O que pode ser mais eficaz a conduzir um consumidor de fast-food a escolher uma opção mais sustentável, digamos uma salada, ainda que leve carne, em vez de um hambúrguer de carne de vaca? Uma experiência de investigadores norte-americanos concluiu que mais eficaz do que um aviso a sublinhar que a salada pode ser uma opção mais sustentável, é um alerta que diga que o hambúrguer é um prato que tem maior impacto sobre o ambiente, pois esconde muito mais emissões de gases com efeito de estufa.

O estudo mostrou a 5049 participantes, recrutados num painel de opinião pública representativo da população norte-americana (AmeriSpeak), uma equipa de investigadores da Escola de Saúde Johns Hopkins Bloomberg, de Baltimore (EUA) três tipos de menus, semelhantes aos que se podem encontrar num estabelecimento de fast-food (com hambúrgueres de vaca, de substitutos vegetais de carne, sanduíches e nuggets de frango, saladas).

Mas os menus tinham três tipos de marcações: códigos QR em todos os itens, que continham informação sobre as calorias e composição dos alimentos; uma etiqueta verde que salientava o baixo impacto que o produto tinha em termos de emissões de gases com efeito de estufa (em alimentos à base de peixe, galinha ou vegetarianos), portanto com uma perspectiva positiva; ou etiquetas vermelhas, normalmente reservadas para os alimentos à base de carne vermelha, salientando o elevado impacto em termos de emissões.

A conclusão foi que 23,5% mais participantes escolheram um prato do menu mais sustentável quando confrontados com a etiqueta que salientava os impactos elevados em termos de emissões de gases de estufa de alguns produtos, em comparação com os participantes no grupo de controlo.
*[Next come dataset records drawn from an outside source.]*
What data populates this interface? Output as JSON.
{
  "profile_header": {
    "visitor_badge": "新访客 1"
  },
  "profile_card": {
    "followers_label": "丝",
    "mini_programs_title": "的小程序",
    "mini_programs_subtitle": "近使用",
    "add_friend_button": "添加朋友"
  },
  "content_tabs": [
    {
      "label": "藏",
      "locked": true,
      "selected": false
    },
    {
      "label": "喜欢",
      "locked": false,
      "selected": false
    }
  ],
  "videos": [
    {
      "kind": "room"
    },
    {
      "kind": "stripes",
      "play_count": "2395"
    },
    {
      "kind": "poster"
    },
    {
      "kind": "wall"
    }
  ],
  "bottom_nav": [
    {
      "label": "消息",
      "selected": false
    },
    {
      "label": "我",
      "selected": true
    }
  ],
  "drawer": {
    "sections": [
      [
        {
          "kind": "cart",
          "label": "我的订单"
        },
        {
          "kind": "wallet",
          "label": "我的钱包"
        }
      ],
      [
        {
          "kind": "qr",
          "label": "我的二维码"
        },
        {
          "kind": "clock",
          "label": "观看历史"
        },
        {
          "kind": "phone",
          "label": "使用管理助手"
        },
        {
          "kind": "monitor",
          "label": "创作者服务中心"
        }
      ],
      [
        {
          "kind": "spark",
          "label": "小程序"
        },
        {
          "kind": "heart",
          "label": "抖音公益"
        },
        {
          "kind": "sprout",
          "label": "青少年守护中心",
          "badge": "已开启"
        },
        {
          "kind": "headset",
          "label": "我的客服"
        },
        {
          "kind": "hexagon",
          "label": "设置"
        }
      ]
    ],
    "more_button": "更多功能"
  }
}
No caso dos que tiveram acesso ao menu que destacava as opções mais sustentáveis, só 9,9% dos participantes as escolheram.
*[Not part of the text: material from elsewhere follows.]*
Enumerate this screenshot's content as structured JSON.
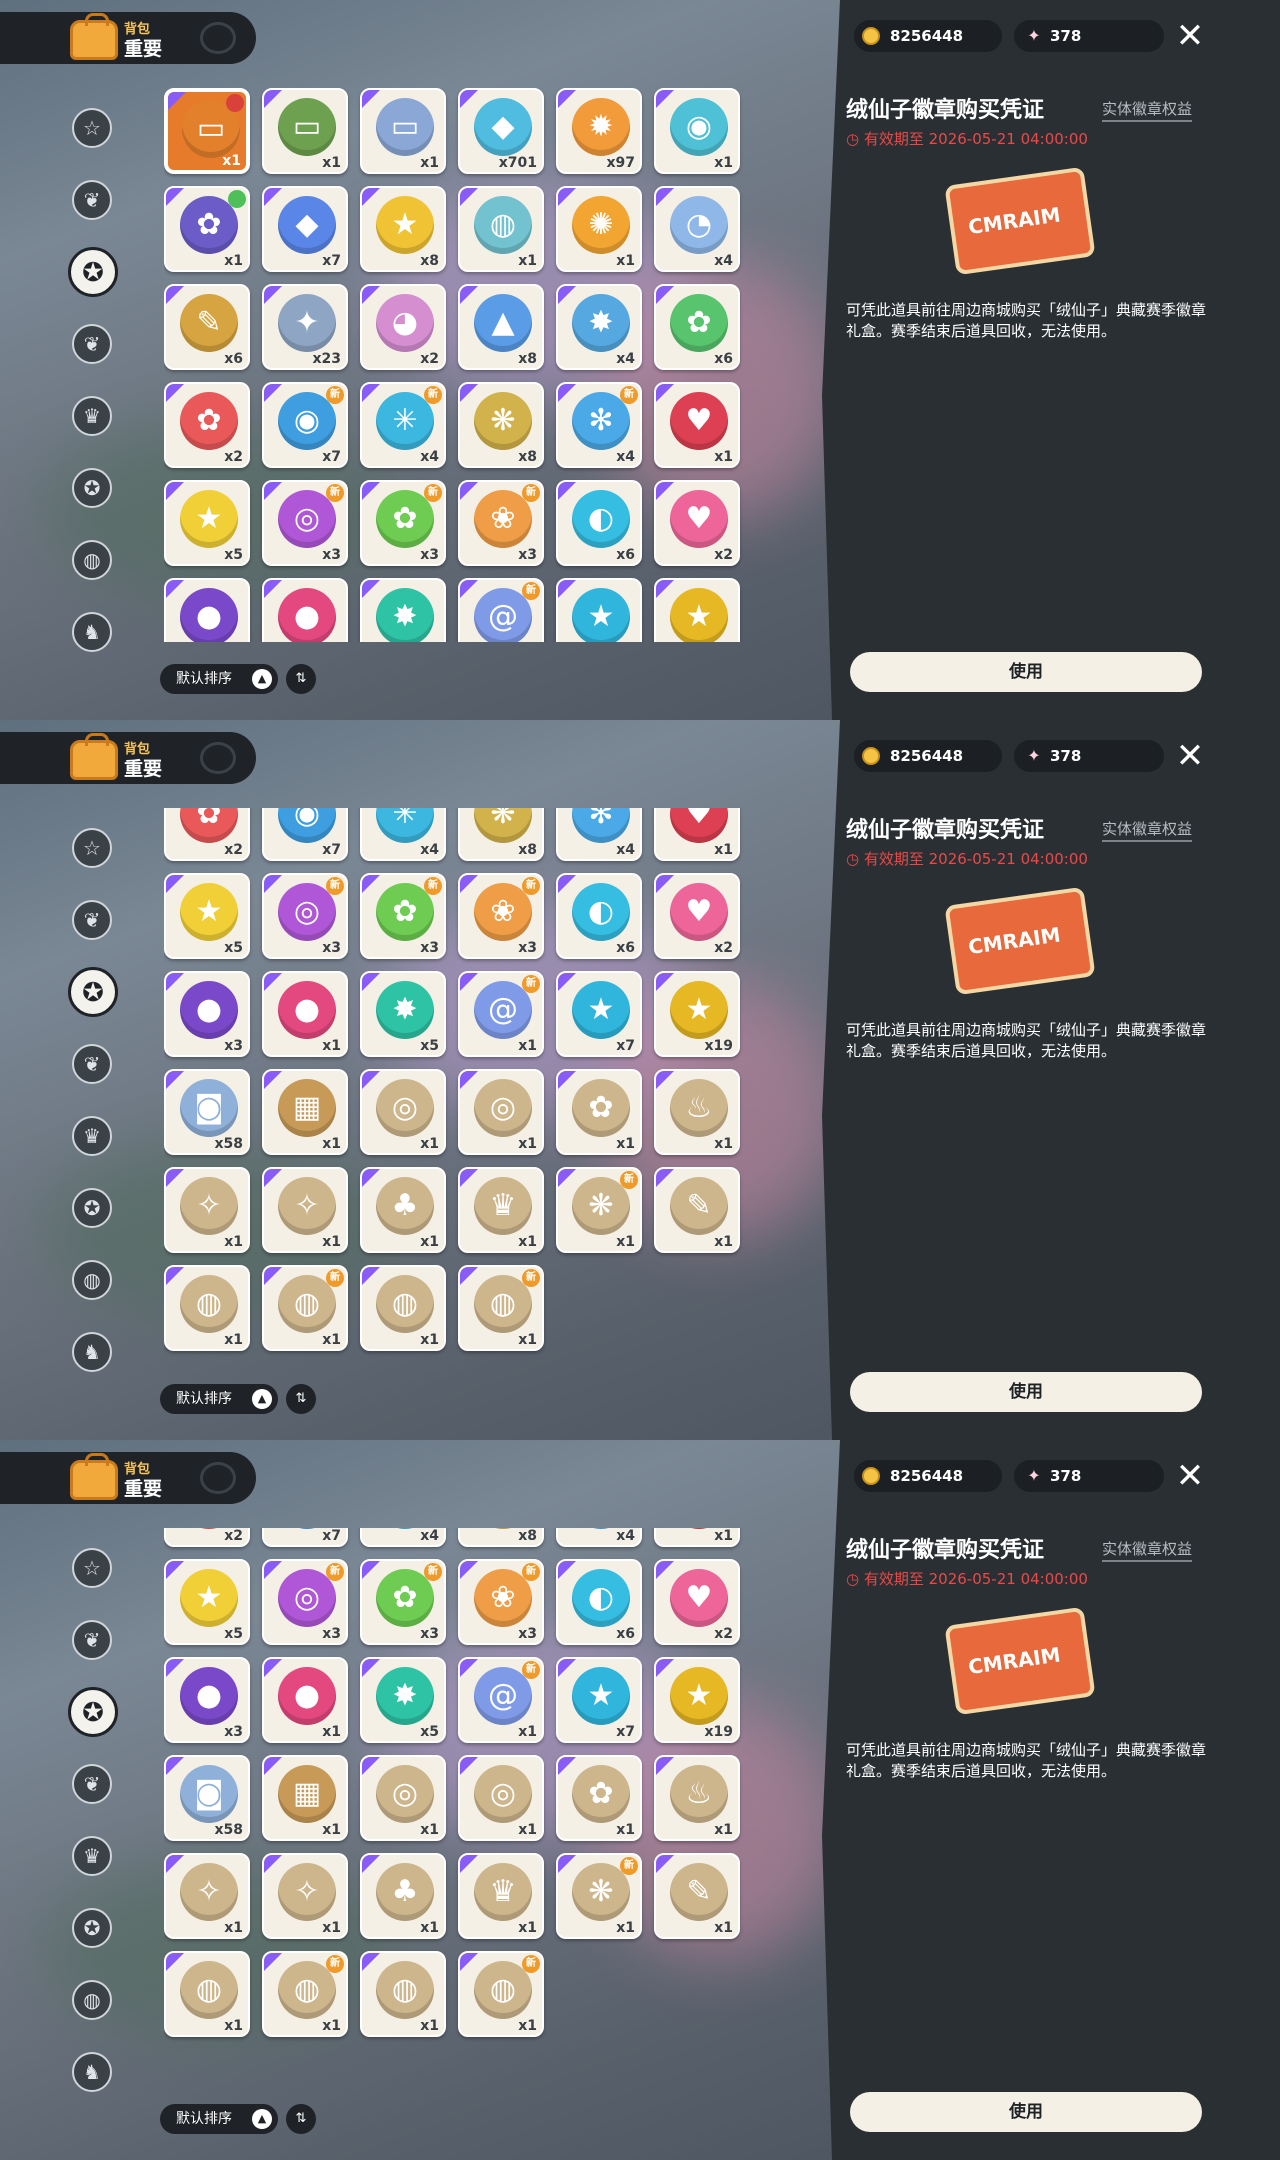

Este ensaio clínico sugere, por isso, que as etiquetas sobre o impacto climático das opções disponíveis do menu, “em especial as que sublinham de forma negativa o elevado impacto (por exemplo, da carne vermelha), são uma estratégia eficaz para reduzir a selecção de carne vermelha e encorajar escolhas mais sustentáveis”, escreve a equipa, que tem como primeiro autor Julia Wolfson, na revista JAMA Network Open.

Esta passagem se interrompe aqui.